After early studies in law and theology, he went on to gain an MTh for his thesis on radical Christian communities, resulting in Anabaptism: Radical Christianity (2011). Later, he studied for his doctorate at Princeton Theological Seminary. His dissertation there explored the Christian use of hospitality and shared food; this was published in a UK popular version: Hospitality and Community After Christendom (2012). Until cardiac illness intervened, he served for nearly thirty years as a congregationally based United Reformed Church pastor, in the UK and France.

He has also served the wider church as an adult educator and group accompanier as well as working for the BBC as a broadcaster and religious programs editor. He oversaw the building and early development of a French retreat house. He was the UK’s first Anabaptist Network development worker and formerly was vice-chair of the UK’s Mennonite Trust.
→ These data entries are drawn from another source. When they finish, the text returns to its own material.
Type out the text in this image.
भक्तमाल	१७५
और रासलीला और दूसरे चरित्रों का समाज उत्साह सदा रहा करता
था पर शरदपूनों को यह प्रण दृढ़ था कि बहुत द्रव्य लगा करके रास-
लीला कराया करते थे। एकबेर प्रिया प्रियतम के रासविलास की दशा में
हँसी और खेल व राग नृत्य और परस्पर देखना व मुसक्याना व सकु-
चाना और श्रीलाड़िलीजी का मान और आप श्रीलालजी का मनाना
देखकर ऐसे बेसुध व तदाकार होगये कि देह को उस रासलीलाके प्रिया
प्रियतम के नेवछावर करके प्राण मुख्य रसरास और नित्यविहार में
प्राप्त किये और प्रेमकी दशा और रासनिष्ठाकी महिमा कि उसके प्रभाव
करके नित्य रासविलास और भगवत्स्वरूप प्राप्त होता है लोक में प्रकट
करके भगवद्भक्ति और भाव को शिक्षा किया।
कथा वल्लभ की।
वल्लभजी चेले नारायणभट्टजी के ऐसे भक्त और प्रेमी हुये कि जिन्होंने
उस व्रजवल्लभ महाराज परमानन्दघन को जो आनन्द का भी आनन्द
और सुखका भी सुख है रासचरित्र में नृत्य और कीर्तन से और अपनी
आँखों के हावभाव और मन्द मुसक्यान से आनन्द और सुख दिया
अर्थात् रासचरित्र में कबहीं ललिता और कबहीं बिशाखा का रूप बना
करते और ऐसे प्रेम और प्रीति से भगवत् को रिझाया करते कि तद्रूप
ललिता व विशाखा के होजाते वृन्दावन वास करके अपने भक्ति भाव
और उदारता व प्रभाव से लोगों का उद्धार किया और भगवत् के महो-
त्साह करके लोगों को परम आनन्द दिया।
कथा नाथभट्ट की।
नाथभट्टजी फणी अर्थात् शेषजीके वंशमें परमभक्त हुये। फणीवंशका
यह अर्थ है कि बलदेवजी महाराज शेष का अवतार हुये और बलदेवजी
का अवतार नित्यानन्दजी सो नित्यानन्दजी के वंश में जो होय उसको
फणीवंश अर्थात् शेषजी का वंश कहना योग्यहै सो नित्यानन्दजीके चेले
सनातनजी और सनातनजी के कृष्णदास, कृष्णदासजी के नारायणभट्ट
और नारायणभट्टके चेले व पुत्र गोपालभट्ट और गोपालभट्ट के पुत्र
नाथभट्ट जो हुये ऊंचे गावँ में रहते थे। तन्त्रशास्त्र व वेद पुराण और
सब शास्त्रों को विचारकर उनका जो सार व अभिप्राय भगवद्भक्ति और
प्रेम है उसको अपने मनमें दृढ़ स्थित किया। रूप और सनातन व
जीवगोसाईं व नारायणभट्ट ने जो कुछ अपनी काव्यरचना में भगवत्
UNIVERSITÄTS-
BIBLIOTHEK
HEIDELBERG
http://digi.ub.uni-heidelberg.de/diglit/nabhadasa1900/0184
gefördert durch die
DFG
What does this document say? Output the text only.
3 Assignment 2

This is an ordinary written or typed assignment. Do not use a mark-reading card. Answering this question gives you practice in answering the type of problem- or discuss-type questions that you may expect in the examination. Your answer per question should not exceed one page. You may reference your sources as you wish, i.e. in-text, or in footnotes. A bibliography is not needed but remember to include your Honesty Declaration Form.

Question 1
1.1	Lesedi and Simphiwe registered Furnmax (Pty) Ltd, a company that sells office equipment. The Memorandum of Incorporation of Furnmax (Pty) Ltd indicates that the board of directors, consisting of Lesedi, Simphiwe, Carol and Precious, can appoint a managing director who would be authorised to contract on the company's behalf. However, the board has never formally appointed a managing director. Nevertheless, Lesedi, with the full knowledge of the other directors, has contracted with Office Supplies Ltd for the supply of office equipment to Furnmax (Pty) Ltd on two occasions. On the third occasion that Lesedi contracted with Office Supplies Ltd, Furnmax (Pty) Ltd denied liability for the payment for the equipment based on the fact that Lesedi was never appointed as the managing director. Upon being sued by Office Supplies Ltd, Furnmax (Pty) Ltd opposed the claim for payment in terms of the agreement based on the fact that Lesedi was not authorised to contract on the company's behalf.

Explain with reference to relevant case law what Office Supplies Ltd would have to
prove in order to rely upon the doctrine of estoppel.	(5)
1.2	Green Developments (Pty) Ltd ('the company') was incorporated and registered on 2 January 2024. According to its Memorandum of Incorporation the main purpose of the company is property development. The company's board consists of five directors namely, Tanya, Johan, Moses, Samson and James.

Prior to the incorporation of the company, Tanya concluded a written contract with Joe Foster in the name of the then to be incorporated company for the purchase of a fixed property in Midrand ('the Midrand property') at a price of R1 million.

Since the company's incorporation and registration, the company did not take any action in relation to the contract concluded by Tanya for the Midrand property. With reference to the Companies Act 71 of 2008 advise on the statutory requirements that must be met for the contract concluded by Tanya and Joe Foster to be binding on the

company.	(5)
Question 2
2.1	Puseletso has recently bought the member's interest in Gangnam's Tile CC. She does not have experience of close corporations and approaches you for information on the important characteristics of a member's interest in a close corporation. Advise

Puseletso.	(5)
His social policy writing includes his previous Cascade book, What in God’s Name Are You Eating? (2014), about food ethics, and the multi-authored Foxes Have Holes: Reflections upon Britain’s Housing Need (2016), which he edited. A biographical study of a theologian, Dorothee Soelle: Life and Work (2015), is to be followed by one of English writer Lawrence Durrell in 2019. His other theological work includes Shalom: The Jesus Manifesto (2016), an in-production theology of mission for 2018, and a future liturgical/pastoral theology volume.

A former potter and artist, he is a joyful cook and jam-maker, enjoying growing food in his community garden. He lives in southwest England. His personal website is www.anmchara.com; anmchara is Gaelic for “soul friend.”